給与計算業務に、手間や不安を感じていませんか。毎月の残業代計算や社会保険料の控除、年末調整など、手作業やエクセルでの給与計算はミスが起きやすく、担当者の負担も大きくなりがちです。

こうした課題は、給与計算ソフトの導入で大きく改善できます。自動計算によるミス防止はもちろん、法令改正への対応、給与明細の電子配布まで一元管理でき、業務効率と正確性を同時に高められます。

本記事では、主要な給与計算ソフトを徹底比較し、企業規模や目的別におすすめの給与計算ソフトをわかりやすく紹介します。
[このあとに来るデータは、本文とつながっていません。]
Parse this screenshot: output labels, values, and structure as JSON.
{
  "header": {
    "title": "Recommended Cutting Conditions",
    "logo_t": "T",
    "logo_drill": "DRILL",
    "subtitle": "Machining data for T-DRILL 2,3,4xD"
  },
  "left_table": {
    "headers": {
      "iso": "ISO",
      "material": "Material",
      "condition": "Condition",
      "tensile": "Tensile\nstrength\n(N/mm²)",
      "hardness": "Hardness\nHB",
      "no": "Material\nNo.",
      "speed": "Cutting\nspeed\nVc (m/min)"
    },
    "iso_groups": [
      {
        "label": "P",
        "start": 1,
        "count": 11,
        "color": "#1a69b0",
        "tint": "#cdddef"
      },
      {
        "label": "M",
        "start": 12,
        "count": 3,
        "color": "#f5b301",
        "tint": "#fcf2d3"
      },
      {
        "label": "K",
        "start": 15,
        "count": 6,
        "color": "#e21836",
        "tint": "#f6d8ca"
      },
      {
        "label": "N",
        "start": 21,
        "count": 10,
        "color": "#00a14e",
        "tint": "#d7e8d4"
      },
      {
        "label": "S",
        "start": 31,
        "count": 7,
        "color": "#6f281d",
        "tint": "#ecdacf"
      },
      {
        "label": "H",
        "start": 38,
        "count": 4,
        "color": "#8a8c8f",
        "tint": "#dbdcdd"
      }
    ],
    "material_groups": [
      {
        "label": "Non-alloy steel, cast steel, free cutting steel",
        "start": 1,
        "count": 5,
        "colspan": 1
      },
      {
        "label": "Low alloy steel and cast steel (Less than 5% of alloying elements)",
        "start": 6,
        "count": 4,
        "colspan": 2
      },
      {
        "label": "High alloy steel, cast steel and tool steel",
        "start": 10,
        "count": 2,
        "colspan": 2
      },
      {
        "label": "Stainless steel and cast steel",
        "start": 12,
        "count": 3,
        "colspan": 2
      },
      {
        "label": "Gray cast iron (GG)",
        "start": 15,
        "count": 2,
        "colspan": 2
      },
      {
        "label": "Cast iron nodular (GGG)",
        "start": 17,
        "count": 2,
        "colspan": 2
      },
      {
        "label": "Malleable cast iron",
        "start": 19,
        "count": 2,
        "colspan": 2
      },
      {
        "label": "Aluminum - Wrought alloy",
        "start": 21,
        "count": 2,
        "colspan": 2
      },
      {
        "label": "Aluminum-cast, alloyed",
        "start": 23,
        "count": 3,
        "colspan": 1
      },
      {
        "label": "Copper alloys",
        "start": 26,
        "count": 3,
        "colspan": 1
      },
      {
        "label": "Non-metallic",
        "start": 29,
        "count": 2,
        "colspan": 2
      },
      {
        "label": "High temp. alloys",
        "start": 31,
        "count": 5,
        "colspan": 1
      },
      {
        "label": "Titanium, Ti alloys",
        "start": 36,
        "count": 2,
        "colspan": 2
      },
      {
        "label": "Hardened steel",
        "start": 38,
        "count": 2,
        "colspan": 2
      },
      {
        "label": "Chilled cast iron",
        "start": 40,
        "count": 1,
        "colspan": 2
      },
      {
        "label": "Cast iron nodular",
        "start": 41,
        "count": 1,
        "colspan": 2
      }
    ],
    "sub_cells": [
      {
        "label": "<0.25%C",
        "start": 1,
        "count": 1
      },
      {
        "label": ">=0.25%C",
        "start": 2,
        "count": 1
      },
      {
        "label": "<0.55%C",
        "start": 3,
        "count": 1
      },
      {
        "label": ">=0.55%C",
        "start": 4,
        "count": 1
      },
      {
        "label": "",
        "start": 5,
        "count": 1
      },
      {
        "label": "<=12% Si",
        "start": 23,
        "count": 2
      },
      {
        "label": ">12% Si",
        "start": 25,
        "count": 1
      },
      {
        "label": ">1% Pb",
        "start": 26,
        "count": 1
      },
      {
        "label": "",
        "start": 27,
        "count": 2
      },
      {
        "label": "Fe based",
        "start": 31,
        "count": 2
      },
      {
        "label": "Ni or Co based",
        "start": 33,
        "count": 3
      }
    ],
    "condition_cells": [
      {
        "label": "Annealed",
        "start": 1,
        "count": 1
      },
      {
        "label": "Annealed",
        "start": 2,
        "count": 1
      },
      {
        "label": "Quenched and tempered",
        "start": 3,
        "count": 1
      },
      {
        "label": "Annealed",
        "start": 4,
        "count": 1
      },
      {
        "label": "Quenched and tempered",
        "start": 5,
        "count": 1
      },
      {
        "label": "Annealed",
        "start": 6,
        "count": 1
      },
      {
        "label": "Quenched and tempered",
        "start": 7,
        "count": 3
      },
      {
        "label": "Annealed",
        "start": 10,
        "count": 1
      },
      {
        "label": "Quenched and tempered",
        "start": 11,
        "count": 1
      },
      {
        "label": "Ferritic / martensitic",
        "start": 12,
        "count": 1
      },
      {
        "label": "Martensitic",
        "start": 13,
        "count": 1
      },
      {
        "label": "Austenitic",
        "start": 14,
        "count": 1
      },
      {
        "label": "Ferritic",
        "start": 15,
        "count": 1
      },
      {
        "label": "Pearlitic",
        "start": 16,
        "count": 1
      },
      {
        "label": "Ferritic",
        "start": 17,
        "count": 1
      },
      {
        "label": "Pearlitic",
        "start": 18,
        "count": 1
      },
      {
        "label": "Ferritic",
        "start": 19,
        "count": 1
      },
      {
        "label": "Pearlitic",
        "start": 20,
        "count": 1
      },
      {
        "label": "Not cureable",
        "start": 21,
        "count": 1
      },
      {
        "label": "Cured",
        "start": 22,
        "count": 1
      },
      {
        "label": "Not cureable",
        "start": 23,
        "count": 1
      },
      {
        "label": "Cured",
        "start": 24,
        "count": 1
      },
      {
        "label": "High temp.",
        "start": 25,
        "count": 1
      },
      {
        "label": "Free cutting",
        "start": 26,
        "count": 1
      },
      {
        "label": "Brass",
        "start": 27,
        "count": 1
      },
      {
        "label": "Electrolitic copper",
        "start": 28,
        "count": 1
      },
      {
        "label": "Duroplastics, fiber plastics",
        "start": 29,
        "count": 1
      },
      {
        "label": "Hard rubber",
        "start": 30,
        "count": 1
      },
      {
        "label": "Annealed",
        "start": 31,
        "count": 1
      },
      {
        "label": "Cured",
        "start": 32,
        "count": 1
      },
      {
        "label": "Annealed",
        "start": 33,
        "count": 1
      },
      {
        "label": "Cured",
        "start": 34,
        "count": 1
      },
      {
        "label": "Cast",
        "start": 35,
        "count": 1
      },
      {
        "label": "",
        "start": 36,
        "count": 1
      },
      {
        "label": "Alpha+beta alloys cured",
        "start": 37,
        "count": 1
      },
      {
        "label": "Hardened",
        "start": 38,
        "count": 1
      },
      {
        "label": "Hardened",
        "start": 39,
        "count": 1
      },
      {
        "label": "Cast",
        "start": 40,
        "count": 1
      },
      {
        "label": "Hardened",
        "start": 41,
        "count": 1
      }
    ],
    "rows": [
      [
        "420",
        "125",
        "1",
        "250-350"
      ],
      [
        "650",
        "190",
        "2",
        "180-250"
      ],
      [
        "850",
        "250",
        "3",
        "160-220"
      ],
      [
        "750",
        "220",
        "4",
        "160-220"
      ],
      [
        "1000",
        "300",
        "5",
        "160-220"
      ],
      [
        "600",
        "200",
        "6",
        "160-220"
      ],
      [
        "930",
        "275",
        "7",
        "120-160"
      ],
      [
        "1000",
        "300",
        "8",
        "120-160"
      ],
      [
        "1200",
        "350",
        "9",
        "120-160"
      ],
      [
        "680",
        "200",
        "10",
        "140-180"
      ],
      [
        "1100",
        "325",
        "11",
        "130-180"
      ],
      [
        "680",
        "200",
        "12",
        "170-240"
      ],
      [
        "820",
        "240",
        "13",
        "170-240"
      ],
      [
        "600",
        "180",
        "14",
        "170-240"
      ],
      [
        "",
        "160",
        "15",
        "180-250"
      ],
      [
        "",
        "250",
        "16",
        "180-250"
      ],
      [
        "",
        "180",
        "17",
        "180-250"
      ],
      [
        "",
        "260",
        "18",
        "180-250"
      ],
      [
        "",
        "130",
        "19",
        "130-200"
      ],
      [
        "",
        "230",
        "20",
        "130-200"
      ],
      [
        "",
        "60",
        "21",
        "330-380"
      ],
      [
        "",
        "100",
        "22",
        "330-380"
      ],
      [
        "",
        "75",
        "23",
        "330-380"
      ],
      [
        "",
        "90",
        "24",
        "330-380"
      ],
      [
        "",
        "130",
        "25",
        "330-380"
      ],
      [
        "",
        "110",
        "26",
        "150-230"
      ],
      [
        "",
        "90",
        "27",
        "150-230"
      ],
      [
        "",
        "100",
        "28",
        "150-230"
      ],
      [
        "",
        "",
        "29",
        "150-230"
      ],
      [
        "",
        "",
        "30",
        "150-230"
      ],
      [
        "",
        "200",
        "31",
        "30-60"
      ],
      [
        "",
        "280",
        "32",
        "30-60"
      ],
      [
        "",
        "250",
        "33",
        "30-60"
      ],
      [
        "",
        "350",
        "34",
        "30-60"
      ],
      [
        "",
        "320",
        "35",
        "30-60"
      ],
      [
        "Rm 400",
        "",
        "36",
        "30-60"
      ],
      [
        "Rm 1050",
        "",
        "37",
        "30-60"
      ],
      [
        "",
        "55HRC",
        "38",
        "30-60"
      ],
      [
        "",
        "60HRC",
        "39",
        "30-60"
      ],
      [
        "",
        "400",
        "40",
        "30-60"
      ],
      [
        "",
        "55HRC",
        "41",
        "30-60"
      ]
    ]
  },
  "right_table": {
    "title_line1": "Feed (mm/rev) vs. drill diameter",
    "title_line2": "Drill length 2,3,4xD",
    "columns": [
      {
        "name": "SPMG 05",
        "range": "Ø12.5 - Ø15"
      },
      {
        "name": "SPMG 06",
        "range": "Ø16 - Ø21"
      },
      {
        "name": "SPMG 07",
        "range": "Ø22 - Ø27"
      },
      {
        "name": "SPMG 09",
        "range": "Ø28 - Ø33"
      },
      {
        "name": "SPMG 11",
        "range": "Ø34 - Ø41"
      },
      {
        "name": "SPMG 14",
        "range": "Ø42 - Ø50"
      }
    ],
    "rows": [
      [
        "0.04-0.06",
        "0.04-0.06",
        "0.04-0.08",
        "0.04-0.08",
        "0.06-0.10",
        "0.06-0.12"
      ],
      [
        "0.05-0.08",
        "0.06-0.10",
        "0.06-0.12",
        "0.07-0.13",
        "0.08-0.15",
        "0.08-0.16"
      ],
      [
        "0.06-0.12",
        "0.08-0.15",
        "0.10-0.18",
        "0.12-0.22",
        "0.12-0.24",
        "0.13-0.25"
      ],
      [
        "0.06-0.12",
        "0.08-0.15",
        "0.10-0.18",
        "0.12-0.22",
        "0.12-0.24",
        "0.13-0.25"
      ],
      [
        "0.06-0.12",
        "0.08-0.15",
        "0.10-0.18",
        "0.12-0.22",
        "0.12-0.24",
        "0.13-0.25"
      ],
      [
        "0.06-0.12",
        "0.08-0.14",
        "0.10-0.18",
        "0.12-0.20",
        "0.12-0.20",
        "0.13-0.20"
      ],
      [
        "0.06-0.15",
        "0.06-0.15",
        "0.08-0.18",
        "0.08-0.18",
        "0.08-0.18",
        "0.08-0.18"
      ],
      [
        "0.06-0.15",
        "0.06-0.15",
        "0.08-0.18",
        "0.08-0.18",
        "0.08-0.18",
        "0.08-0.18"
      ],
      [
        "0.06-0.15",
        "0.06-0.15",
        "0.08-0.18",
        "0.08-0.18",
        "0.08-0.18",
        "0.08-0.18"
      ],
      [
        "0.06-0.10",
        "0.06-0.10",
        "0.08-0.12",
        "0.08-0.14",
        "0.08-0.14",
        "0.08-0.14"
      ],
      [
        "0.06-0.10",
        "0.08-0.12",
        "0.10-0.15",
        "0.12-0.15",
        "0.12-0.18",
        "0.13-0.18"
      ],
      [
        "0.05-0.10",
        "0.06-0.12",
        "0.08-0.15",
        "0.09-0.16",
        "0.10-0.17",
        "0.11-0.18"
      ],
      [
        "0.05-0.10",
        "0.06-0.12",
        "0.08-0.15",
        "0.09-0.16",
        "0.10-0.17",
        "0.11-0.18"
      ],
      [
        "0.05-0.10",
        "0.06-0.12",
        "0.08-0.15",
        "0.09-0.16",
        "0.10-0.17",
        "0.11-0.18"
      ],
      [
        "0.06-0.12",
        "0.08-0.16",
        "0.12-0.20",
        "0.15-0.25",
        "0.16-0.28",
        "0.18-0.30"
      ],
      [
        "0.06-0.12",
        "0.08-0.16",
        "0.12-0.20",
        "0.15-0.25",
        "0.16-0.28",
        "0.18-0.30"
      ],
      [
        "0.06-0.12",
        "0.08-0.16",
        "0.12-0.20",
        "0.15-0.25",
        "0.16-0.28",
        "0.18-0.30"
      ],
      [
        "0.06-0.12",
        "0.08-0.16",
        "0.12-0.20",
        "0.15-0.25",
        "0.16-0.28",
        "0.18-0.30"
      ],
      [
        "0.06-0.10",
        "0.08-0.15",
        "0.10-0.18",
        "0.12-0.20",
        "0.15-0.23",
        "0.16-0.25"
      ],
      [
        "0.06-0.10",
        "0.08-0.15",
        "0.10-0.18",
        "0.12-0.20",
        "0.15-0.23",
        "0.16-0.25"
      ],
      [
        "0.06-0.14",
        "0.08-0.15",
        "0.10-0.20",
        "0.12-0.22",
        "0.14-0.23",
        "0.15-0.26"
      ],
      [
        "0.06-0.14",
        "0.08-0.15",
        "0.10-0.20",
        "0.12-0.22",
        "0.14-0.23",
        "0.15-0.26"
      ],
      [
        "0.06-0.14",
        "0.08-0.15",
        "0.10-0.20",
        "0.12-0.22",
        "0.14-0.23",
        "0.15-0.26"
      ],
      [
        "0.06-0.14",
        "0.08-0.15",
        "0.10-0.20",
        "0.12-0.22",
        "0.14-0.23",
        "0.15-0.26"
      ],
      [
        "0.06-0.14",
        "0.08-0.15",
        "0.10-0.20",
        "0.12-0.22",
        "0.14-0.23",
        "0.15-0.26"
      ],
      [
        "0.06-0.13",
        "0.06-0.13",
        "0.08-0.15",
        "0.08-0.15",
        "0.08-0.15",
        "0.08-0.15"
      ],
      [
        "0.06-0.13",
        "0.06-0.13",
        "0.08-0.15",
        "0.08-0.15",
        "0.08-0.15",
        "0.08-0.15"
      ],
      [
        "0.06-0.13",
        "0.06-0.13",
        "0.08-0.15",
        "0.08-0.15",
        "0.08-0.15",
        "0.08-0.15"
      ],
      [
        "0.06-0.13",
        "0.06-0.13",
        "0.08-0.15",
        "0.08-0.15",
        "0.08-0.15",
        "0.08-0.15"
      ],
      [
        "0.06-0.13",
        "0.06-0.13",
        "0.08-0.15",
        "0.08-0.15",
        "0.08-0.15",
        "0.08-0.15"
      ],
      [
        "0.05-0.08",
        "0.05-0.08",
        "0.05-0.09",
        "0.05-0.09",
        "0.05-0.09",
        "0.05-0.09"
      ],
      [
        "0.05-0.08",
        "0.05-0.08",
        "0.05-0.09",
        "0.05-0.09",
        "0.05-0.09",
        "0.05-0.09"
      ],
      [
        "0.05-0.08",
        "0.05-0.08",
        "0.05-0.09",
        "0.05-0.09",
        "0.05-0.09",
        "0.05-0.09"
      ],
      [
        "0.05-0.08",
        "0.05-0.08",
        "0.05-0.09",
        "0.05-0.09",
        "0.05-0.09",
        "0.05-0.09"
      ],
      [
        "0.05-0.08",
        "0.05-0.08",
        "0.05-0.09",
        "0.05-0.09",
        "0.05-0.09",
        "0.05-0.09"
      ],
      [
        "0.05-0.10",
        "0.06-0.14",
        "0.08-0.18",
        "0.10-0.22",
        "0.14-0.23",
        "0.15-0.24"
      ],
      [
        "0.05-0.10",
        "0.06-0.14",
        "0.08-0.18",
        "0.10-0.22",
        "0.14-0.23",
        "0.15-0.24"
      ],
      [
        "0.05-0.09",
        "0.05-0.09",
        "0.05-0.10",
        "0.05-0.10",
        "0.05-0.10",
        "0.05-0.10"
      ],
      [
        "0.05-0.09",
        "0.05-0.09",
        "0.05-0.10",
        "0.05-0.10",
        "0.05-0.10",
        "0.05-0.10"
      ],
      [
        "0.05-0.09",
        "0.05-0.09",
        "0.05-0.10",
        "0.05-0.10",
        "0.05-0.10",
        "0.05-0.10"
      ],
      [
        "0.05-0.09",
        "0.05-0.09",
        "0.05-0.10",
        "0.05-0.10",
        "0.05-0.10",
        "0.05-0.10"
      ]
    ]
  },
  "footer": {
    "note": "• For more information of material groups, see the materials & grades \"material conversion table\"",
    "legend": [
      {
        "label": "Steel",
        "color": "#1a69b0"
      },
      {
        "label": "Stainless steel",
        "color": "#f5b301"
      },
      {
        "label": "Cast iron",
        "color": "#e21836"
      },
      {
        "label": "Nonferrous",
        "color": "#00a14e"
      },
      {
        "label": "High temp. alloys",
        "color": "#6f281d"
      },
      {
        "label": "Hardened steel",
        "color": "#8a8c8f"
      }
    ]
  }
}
無料で使えるクラウド型給与計算ソフトや、労務管理まで対応できるシステムなど、幅広く網羅しています。

「給与計算ソフト 比較」「給与計算ソフト おすすめ」と検索している方が、自社に合ったツールを判断できる材料を得られる内容です。気になるソフトがあれば、無料トライアルや資料請求を活用して比較検討してみてください。

給与計算ソフト・アプリを導入するメリットとは?

給与計算ソフトを比較・検討する前に、まずは導入によって何が改善できるのかを整理しておきましょう。ここを押さえておくことで、自社に必要な機能や選定ポイントが明確になります。

ミス防止と業務効率化

基本給・残業代・各種手当や控除を自動計算できるため、転記ミスや計算ミスを大幅に削減できます。毎月の定型作業が自動化され、従来の給与計算にかかる時間と担当者の負担を軽減できます。

法令改正への自動対応

税率や社会保険料率の変更、年末調整制度の改正などにも、ソフト側のアップデートで対応。法改正を都度調べる必要がなく、常に最新ルールに沿った給与計算が可能です。

年末調整・帳票作成の効率化

煩雑な年末調整の控除計算や源泉徴収票の作成も自動化できます。住民税関連書類や支払調書などの帳票もワンクリックで出力でき、作業時間を大幅に短縮できます。

ペーパーレス化・Web給与明細配信

Web給与明細に対応した給与計算システムなら、印刷・配布作業が不要になります。従業員はPCやスマホアプリから明細を確認でき、リモートワーク環境でもスムーズな運用が可能です。

勤怠・会計システムとの連携

勤怠管理や会計ソフトと連携できる給与計算ソフトなら、勤怠データの自動取込や仕訳データの自動作成まで行えます。これにより周辺業務も効率化され、月次締め作業が格段に楽になります。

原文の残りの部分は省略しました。